Back to the panel. The rhetorical assault continues, with the CCC folks (I guess that’s who they all are) spouting Bible verses and making sexuality sound like a mathematical equation: straight relationships = love (pure and holy), everything else = lust (impure and sinful). It’s just ticking me off more. I didn’t get the nickname “Einstein” in high school because I put up with stupidity, and this exercise in faulty logic is stupidity at its finest.
Disengage brain, open mouth, fire away. From the back of the room, my voice rings out. “You can’t tell me I didn’t love my ex-boyfriend the same way I love my fiancée now!”
A silence so awkward it trips rather than just falling.
I storm out of the room and walk around the campus for while, going back to the panel long enough to grab my coat (which, considering it was about 25 degrees outside, I probably shouldn’t have left in the first place). I get back to my dorm room and lie on the bed when the phone rings. It’s the campus newspaper, wanting to interview me about what happened at the panel. I probably should stop to wonder how anyone at the Index got my name, and whether I should ask them to keep my name out of the story, and how much of my story I should tell, and if I should even say anything in the first place.

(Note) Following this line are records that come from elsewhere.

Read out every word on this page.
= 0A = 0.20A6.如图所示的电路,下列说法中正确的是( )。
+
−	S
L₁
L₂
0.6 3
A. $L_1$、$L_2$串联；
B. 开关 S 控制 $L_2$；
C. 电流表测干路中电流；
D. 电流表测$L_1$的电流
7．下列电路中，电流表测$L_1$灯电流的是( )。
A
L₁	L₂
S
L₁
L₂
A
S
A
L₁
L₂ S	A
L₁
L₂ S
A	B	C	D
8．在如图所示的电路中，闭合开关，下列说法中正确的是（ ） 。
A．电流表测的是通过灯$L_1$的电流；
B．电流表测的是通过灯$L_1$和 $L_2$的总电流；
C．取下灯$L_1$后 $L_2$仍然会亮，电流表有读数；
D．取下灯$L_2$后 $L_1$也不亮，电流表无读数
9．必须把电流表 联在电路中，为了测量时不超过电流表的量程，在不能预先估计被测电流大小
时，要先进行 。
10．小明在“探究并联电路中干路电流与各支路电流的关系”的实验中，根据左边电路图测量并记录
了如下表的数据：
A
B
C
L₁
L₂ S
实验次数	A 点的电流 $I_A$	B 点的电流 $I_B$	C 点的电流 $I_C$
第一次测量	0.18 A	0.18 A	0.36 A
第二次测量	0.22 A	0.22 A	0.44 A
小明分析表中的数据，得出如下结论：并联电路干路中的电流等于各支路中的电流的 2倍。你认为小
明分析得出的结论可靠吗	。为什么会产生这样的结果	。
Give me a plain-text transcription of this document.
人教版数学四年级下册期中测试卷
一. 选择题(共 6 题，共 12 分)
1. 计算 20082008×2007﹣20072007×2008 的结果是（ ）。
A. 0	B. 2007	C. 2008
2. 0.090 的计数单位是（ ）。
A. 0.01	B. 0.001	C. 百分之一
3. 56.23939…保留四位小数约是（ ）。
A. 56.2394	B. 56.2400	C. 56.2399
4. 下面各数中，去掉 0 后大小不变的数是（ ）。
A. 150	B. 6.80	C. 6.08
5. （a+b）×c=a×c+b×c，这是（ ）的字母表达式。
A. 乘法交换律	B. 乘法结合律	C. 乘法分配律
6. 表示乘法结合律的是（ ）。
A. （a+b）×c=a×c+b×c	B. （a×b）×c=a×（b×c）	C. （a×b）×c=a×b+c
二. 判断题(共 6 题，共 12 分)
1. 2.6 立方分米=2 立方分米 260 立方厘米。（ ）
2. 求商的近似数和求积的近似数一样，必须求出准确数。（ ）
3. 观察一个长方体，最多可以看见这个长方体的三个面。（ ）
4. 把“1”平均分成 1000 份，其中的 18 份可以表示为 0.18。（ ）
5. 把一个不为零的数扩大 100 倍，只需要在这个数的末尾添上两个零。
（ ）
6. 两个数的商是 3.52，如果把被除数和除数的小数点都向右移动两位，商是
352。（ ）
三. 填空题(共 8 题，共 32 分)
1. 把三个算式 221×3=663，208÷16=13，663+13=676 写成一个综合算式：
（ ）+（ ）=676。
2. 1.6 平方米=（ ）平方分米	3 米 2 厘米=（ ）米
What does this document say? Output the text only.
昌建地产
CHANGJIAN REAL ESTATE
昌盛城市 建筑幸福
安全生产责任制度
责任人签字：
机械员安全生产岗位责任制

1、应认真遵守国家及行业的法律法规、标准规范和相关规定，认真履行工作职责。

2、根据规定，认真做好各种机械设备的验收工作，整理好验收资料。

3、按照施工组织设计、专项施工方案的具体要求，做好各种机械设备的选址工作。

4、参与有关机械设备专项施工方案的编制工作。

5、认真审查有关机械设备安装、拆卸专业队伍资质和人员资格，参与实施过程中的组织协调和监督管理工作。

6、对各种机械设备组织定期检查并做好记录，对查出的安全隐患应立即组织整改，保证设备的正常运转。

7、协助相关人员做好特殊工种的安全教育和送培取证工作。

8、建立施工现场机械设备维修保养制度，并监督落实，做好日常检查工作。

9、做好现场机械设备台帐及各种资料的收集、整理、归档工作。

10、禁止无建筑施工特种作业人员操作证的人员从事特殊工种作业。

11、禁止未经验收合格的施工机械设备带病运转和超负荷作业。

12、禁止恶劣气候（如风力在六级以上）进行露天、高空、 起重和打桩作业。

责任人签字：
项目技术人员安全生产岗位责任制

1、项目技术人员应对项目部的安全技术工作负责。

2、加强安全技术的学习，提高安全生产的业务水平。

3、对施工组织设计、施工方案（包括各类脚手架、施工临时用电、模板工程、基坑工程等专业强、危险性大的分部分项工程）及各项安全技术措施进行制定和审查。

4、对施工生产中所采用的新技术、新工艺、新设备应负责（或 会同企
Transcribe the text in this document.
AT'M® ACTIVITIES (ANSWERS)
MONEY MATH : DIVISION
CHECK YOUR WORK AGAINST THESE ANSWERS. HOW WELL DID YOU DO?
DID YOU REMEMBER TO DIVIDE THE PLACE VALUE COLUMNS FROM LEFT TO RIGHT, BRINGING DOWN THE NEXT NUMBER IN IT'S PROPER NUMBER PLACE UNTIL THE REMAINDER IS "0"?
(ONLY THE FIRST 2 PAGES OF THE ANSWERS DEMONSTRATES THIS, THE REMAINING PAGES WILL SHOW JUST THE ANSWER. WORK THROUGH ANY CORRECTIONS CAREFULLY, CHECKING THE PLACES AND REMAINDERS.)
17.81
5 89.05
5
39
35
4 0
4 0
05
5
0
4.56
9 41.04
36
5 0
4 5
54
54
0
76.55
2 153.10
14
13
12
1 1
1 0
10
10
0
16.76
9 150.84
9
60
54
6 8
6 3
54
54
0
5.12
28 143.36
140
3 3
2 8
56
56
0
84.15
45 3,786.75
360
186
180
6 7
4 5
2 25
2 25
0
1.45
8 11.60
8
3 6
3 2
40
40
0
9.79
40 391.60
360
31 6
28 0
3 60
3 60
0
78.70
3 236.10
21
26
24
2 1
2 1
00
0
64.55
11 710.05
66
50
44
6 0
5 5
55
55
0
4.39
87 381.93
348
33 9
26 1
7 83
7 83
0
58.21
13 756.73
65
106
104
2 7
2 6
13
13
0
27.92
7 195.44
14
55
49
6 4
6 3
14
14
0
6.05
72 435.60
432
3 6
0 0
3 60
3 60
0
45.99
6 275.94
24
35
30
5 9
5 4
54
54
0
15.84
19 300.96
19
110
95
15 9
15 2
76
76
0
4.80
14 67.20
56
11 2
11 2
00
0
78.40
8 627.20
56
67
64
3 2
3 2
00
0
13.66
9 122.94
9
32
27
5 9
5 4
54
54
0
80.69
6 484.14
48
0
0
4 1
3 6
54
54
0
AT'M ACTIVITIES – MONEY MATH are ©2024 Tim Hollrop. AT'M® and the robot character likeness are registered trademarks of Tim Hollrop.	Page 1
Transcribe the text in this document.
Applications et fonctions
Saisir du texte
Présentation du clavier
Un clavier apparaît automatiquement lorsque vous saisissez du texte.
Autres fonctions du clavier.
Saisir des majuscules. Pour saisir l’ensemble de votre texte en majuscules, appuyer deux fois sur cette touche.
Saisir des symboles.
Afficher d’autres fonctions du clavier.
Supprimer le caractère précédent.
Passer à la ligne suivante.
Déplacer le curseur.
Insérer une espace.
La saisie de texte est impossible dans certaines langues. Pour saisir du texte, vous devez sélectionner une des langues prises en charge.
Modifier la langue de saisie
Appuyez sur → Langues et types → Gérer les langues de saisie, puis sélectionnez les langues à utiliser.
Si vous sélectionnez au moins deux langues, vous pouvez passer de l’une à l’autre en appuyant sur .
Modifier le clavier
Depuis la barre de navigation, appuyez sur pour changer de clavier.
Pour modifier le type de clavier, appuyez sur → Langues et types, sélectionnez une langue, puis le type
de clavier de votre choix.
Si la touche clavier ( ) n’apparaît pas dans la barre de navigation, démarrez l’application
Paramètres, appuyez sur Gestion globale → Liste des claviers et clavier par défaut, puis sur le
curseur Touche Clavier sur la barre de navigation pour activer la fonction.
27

Do I stop to think about any of those things? Oh, heck no. I keep the reporter on the line for an hour or so, pouring out my whole tale of my first love (really just an infatuation that happened to be mutual), the fallout from that, and meeting a young woman I decided to propose to over Christmas. Most of it isn’t in the next issue of the Index, but my name’s there. For the rest of the time I’m at school, I’m the only one who’s “out” in the sense that everyone knows who I am. When there are stories about LGBTQ+ events in the news that the Index wants to write about, they literally call me to get my reaction and put it on the record.
About a year after I graduate, I get a letter from a friend who’s still at school. After a year without me, several people still in the campus closet decided I’d been right to be as out as I was, so they were creating an LGBTQ+ group. It’s a group that, a couple years later, I find out some people considered me the unofficial founder of. (Now, 35 years later, I’m sure nobody remembers that anymore.)
Sometimes blundering out of a closet isn’t really all that bad.